Sul campo di regata di Marina da Gloria, ad esempio, una rampa di accesso all’acqua ha ceduto per le forti raffiche di vento e le onde violente. Ebbene, in tre giorni gli organizzatori l’hanno rimessa a posto. E che dire dei volontari? L’altra sera siamo arrivati in ritardo allo stadio Maracanà, e abbiamo rischiato di non entrare. Ma loro si sono fatti in quattro per aiutarci a superare gli sbarramenti, e a raggiungere la nostra delegazione. Rispetto a Londra 2012 ci sono state un po’ di pecche organizzative, però ho sempre visto la massima volontà di risolvere i problemi. In un certo senso ho colto una contraddizione tra la disponibilità della gente comune, pronta ad aiutare con estrema semplicità, sempre col sorriso, e il gigantismo dei Giochi, lo sport contenuto in un grande carrozzone, un business globale. Dando l’arrivederci a Tokyo 2020, il presidente del Cio Thomas Bach l’ha comunque definita un’edizione «meravigliosa». Alla fine il Brasile ne è uscito al meglio, esaltando la propria creatività.

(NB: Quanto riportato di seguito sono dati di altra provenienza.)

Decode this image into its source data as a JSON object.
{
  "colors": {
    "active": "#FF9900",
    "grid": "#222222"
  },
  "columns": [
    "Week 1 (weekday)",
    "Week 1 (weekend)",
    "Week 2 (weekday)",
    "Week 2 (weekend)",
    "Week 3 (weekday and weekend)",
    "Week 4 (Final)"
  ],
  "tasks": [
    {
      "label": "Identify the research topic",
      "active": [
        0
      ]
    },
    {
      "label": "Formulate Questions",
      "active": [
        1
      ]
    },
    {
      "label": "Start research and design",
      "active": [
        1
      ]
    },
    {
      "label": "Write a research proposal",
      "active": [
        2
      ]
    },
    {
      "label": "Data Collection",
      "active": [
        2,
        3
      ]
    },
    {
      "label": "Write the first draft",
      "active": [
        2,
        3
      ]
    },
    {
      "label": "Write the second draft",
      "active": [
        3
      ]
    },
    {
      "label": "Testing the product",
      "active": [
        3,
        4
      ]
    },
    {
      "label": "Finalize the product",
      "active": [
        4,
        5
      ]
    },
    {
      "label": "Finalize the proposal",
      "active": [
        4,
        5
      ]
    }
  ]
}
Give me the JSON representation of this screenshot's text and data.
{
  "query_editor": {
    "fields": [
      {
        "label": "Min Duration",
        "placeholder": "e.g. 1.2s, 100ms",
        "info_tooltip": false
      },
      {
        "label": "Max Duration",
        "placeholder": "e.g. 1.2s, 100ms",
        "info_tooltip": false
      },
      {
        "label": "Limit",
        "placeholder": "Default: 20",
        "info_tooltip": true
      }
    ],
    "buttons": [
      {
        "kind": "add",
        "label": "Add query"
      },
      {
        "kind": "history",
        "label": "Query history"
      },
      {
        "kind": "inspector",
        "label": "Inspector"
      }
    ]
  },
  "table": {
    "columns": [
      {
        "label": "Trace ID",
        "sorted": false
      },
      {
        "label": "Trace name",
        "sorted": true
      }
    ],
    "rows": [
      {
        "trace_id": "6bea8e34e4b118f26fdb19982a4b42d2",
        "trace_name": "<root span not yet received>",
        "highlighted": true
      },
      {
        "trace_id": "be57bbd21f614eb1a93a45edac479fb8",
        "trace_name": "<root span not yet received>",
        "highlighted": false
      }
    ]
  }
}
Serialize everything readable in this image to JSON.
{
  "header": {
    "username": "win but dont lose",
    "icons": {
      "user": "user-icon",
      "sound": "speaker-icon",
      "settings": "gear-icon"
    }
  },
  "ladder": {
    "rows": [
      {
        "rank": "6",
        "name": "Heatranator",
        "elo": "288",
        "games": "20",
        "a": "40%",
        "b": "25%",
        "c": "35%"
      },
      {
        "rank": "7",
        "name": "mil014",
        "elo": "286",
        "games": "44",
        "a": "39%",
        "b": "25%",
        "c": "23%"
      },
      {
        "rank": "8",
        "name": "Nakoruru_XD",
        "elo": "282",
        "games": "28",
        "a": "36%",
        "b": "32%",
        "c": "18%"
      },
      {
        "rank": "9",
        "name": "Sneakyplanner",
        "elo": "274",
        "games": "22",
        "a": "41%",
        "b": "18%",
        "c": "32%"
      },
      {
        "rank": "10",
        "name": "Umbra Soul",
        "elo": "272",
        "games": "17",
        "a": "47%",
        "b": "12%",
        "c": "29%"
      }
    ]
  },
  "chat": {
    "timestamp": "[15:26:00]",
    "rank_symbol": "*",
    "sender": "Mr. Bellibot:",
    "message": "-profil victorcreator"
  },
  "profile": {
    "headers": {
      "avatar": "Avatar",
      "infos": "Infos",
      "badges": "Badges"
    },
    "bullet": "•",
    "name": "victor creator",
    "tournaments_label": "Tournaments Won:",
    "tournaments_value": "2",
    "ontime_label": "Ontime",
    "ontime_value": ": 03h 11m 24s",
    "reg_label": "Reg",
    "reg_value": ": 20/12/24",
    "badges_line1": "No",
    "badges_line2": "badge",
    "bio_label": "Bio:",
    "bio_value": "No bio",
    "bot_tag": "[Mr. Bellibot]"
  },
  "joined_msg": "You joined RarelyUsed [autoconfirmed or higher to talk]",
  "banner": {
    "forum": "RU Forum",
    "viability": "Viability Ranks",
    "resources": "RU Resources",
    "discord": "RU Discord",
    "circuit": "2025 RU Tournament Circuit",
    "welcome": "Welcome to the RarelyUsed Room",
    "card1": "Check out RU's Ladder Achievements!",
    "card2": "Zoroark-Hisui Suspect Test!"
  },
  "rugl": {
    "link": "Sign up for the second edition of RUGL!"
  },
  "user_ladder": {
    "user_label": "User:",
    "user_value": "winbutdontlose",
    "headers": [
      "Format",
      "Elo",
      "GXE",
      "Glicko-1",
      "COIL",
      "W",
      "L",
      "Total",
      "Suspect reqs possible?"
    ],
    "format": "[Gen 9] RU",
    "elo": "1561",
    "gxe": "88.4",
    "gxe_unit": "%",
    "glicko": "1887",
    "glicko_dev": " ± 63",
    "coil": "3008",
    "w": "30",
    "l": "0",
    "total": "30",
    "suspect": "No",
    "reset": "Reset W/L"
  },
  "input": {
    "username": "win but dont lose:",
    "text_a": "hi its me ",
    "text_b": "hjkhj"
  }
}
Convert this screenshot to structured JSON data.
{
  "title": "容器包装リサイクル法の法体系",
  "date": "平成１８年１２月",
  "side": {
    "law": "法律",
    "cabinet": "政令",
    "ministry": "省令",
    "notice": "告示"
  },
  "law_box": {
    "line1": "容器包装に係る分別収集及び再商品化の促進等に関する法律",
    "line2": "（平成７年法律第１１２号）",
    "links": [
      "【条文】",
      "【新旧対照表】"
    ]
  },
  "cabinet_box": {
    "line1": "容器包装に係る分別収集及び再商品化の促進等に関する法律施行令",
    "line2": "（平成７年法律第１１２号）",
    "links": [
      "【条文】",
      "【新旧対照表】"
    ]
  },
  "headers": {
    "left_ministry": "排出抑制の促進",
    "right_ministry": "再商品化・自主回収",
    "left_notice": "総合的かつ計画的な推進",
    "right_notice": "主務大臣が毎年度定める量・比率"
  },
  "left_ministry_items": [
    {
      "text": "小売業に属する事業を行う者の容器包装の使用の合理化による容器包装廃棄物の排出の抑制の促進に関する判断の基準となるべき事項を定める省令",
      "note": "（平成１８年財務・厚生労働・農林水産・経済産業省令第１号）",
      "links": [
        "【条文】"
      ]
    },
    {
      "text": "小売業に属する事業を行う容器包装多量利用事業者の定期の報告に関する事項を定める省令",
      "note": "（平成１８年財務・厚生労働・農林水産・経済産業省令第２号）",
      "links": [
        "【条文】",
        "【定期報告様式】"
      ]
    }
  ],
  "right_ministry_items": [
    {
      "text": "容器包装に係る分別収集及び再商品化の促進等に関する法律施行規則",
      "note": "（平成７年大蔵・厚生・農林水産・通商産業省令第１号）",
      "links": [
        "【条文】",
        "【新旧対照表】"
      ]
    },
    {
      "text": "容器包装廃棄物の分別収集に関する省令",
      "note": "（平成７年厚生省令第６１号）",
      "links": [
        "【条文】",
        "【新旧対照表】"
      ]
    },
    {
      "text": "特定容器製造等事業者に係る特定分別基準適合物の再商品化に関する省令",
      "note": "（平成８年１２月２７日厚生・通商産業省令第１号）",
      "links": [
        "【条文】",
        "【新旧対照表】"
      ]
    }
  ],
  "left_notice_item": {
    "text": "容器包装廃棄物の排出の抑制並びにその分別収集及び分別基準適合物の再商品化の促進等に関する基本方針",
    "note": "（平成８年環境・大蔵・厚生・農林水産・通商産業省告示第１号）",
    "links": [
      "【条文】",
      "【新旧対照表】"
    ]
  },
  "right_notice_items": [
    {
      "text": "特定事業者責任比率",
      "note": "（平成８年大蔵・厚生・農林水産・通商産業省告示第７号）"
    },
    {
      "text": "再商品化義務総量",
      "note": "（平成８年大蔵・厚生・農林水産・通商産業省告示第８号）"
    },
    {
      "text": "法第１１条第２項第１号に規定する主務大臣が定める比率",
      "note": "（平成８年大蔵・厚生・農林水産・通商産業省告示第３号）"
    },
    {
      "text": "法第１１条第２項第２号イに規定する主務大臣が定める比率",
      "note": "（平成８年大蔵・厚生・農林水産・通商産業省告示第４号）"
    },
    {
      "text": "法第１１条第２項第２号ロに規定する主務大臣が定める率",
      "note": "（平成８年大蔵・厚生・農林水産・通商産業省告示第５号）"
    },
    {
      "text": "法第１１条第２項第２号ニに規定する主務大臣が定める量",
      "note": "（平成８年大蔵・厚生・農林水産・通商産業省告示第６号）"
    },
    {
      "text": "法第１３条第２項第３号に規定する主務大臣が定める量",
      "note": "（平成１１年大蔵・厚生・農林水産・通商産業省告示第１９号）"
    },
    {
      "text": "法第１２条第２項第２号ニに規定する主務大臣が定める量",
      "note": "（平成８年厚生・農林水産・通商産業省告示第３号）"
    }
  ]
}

Lo spettacolo conclusivo, gioioso e disordinato, mi ha emozionato dall’inizio alla fine: un tripudio di colori e di geometrie che, da architetto, mi ha conquistato. In una serata di pioggia e di furiose raffiche di vento, Rio ha salutato il mondo con le sue celebri ballerine delle scuole di samba, e i percussionisti assordanti. Musica e colori hanno fatto dimenticare il maltempo. Non sono mancati omaggi e riferimenti ai personaggi della storia brasiliana e alla bellezze del paese: il mare, il Pan di Zucchero e il Corcovado. E’ stato bello seguire sugli schermi il film dei Giochi, il riassunto di imprese, record ed emozioni che hanno segnato l’avventura a cinque cerchi. Le medaglie vinte all’ultimo secondo. Le lacrime versate sul podio. Senza dimenticare il video scherzoso con i campioni che improvvisavano balletti. Mi ha divertito molto vedere sbucar fuori da un grande cilindro posto al centro dello stadio il premier giapponese Shinzo Abe vestito da Super Mario, l’eroe dei videogiochi. E mi sono chiesto se da noi sarebbe stata possibile tanta ironia. Chissà, forse nel 2024 lo sapremo. Di sicuro lascio Rio con una certezza: l’Olimpiade ha un fascino unico perchè unisce uomini, donne, colori ed emozioni. Felice di averla vissuta anche senza un risultato brillante. Del resto, come diceva il principe de Coubertin, all’Olimpiade l’importante è partecipare. Anche solo per vedere la premiazione della maratona e i mille colori di Rio.